8. Drink Better Beverages:
If you can’t ditch the fizzy drinks cold turkey, swap to sugar-free versions. It’s a healthier choice and the benefits will add up quickly if you’ve been drinking one or two cans a day.
“Swap sugary colas, juice drinks, milkshakes and fizzy drinks for no added sugar or sugar-free drinks, lower-fat milks and water,”
9.Eat Less Refined Carbs:
Refined carbohydrates include sugar and grains that have been stripped of their fibrous, nutritious parts. These include white bread and pasta.
Studies show that refined carbs can spike blood sugar rapidly, leading to hunger, cravings and increased food intake a few hours later. Eating refined carbs is strongly linked to obesity.
If you’re going to eat carbs, make sure to eat them with their natural fiber.
10.Use Metabolism Support Like Meticore:

Meticore is an eight ingredient blend that works as a morning metabolism trigger to help speed up the fat burning weight loss process naturally by increasing low core body temperature safely and effectively.
Meticore is a worldwide phenomenon in the natural weight loss supplement industry (that's valued at over $24 billion annually in 2020) because of its morning metabolism triggering ingredients that work to enhance low core body temperatures to optimal levels, allowing for fast fat burning properties to work at increasing cellular activity naturally.
What is Meticore?
The core philosophy behind Meticore is that the body’s core body temperature is a massive contributor to “unexplained weight gain.” As explained by the website’s designers, the core body temperature is another way to refer to the “core temperature of your internal cells.” The research cited by Meticore found that a low core body temperature can contribute to a slower metabolism. As we articulated in the above section, a slower metabolism will often make it more difficult for you to lose weight, even when you work out as hard as you can and diet with high consistency.

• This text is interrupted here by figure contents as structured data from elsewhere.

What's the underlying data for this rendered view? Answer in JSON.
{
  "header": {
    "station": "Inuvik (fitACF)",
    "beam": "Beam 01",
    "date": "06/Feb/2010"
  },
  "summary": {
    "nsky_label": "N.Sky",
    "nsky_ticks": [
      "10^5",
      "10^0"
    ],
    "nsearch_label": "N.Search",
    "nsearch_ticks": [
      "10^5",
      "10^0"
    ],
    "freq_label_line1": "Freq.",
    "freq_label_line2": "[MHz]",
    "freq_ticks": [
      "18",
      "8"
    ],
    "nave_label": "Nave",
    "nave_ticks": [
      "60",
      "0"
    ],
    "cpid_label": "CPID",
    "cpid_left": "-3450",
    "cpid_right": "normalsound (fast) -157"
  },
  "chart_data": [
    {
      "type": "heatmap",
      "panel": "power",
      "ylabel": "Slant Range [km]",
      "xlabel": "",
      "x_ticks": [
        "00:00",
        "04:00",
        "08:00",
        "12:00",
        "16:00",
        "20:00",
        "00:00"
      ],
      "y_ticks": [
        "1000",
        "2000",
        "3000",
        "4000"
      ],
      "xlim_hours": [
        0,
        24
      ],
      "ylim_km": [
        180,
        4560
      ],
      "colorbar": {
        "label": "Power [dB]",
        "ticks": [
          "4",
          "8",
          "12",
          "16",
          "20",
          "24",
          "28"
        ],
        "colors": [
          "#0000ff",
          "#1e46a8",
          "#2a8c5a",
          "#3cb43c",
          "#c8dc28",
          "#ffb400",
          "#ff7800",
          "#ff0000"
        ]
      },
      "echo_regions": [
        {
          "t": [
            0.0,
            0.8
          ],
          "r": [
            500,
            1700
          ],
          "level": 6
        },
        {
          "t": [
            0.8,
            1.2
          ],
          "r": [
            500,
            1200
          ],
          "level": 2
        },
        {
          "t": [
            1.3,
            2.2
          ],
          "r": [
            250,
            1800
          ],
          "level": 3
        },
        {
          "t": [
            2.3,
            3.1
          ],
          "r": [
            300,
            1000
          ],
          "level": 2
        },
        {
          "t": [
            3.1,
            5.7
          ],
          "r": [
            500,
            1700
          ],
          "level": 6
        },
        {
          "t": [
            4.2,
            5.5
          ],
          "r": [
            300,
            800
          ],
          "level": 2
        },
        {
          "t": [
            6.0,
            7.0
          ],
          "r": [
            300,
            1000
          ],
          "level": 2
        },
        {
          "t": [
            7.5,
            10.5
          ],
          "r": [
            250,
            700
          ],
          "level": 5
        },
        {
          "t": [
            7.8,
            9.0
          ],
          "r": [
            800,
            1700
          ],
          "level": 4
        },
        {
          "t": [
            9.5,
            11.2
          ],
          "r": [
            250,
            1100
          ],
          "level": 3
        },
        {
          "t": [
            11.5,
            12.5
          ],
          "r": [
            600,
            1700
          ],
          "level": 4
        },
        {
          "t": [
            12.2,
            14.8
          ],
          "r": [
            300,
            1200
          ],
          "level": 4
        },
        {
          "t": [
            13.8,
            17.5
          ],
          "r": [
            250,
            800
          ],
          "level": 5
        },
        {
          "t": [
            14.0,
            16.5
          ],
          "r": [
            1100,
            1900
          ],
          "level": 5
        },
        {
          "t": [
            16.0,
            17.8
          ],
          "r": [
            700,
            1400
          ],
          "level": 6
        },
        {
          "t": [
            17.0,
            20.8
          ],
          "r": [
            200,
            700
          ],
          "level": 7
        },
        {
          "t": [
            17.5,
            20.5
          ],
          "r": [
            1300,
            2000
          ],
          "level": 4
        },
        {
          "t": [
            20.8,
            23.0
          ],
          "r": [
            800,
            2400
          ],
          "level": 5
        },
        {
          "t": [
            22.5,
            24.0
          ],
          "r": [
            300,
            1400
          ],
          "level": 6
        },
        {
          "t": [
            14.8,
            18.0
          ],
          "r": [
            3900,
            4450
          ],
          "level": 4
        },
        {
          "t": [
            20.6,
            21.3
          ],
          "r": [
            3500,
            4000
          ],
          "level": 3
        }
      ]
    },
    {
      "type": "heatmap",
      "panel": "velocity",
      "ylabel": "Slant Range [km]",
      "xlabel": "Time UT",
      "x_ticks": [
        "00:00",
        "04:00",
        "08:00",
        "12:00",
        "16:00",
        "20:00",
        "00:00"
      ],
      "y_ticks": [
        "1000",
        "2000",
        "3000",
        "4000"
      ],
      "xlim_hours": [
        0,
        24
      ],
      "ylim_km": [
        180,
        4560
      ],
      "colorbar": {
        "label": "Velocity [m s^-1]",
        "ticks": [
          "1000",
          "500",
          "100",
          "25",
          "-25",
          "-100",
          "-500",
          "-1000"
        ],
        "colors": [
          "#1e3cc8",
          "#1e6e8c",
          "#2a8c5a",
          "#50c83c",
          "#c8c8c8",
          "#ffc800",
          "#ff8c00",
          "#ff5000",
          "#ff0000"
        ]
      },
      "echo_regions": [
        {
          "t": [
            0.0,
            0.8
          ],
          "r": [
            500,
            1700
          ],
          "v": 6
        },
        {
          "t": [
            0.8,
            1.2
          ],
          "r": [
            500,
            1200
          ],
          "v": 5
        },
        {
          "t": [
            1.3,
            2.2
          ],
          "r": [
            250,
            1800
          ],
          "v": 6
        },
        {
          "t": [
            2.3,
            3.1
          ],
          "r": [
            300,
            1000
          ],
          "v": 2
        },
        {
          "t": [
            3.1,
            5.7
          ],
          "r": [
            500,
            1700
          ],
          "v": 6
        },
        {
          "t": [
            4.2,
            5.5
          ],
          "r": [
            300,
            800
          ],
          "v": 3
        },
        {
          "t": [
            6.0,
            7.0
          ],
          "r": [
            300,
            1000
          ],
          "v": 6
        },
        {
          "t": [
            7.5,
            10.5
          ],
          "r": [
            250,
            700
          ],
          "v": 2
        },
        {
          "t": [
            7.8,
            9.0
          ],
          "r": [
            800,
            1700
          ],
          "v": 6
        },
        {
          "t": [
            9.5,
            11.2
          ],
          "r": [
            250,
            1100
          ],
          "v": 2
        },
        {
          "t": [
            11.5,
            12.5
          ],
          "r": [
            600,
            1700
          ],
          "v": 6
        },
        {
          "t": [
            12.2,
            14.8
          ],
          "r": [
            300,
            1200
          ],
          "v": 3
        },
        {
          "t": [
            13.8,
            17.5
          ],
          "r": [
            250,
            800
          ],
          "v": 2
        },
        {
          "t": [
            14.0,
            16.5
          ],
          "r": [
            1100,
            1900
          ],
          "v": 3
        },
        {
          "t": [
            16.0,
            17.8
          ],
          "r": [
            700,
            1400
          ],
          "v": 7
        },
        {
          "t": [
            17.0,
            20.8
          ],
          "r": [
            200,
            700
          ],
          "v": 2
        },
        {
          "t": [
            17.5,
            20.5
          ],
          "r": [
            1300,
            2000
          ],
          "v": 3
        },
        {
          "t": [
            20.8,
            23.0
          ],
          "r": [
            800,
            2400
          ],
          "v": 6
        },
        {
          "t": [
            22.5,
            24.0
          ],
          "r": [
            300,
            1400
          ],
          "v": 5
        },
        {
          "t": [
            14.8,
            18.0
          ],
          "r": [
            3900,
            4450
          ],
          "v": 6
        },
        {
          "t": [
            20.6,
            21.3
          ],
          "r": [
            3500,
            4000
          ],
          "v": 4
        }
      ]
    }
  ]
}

Using a combination of relatively natural ingredients, the Meticore formula purportedly helps to increase your core body temperature. As a result, users of Meticore might be able to seriously improve their progress toward a healthier and more sustainable weight. The official Meticore website is filled with compelling stories and entertaining scientific facts, revealing that people using the supplement can “supercharge” their metabolisms.
Meticore is different. The supplement apparently contains only natural ingredients that have been scientifically proven to help increase core body temperature and maximize the efficiency of the metabolism. Additionally, the site also claims that this supplement is packaged within a facility that has been approved by the FDA and given the Good Manufacturing Practices, or GMP, classification. Manufacturing facilities for Meticore operate within the U.S.
Final Thoughts:
If you’ve been struggling to lose weight despite working out frequently and eating healthily, a low core body temperature may be one of the causes. While no amount of supplementation can turn you into the skinny person of your fantasies, some supplements might help to speed your weight loss process along. Especially when combined with diet and exercise, Meticore should help you to shed some extra fat this year.
The ingredients contained within Meticore’s unique formula have been scientifically proven to maximize the metabolism, balance blood sugar, and blood pressure, reduce inflammation in the muscles, and more. Put together, these ingredients create a supplement that might be able to improve your weight loss efforts. To use Meticore, simply take one capsule per day for over one month.